Objective: Refractive error, one of the leading cause of visual impairment, can be corrected by simple interventions like prescribing eyeglasses, which often starts with autorefraction to estimate the refractive error. In this study, using deep learning, we trained a network to estimate refractive error from fundus photos only. Design: Retrospective analysis. Subjects, Participants, and/or Controls: Retinal fundus images from participants in the UK Biobank cohort, which were 45 degree field of view images and the AREDS clinical trial, which contained 30 degree field of view images. Methods, Intervention, or Testing: Refractive error was measured by autorefraction in the UK Biobank dataset and subjective refraction in the AREDS dataset. We trained a deep learning algorithm to predict refractive error from the fundus photographs and tested the prediction of the algorithm to the documented refractive error measurement. Our model used attention for identifying features that are predictive for refractive error. Main Outcome Measures: Mean average error (MAE) of the algorithm’s prediction compared to the refractive error obtained in the AREDS and UK Biobank.
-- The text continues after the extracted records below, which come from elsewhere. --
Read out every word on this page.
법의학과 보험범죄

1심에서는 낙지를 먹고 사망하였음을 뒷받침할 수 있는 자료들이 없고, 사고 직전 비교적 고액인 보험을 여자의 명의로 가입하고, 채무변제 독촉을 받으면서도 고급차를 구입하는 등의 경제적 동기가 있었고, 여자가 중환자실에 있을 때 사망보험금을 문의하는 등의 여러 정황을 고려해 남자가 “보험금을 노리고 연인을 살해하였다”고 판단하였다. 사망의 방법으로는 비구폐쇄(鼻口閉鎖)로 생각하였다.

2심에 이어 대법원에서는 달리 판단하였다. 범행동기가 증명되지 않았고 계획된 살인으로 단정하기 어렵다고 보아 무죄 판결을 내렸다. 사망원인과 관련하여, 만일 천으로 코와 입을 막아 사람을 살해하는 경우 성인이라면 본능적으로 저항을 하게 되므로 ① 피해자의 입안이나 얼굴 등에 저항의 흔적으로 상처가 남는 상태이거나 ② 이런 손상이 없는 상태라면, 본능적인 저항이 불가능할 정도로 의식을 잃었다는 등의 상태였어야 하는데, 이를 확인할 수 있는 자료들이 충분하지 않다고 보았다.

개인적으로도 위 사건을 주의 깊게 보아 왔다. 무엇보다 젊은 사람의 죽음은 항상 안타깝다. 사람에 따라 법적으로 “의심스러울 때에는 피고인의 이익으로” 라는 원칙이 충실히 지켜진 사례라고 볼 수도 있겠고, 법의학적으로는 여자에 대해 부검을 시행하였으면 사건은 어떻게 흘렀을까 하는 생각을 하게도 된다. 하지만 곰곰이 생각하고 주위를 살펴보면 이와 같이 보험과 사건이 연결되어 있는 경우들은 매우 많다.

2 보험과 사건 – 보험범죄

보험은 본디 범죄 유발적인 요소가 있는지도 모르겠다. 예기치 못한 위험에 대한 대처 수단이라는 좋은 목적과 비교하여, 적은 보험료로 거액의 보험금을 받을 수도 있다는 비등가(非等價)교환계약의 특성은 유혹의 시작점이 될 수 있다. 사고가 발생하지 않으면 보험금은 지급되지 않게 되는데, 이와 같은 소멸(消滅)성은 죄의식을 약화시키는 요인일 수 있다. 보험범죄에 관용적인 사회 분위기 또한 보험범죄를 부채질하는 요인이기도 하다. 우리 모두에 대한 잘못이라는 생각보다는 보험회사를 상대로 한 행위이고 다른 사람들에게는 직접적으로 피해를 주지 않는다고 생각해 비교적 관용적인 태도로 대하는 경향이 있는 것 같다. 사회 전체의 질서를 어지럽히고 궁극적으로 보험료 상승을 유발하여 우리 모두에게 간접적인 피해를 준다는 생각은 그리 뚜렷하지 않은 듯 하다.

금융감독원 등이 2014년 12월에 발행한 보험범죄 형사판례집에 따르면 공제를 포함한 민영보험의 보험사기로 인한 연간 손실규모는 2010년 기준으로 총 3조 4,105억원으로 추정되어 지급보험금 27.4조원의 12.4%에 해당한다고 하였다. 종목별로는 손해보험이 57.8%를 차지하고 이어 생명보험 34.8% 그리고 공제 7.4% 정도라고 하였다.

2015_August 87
Results: The resulting algorithm had a mean average error (MAE) of 0.56 diopters (95% CI: 0.55-0.56) for estimating spherical equivalent on the UK Biobank dataset and 0.91 diopters (95% CI: 0.89-0.92) for the AREDS dataset. The baseline expected MAE (obtained by simply predicting the mean of this population) is 1.81 diopters (95% CI: 1.79-1.84) for UK Biobank and 1.63 (95% CI: 1.60-1.67) for AREDS. Attention maps suggest that the foveal region is one of the most important areas that is used by the algorithm to make this prediction, though other regions also contribute to the prediction. Conclusions: The ability to estimate refractive error with high accuracy from retinal fundus photos has not been previously known and demonstrates that deep learning can be applied to make novel predictions from medical images. In addition, given that several groups have recently shown that it is feasible to obtain retinal fundus photos using mobile phones and inexpensive attachments, this work may be particularly relevant in regions of the world where autorefractors may not be readily available.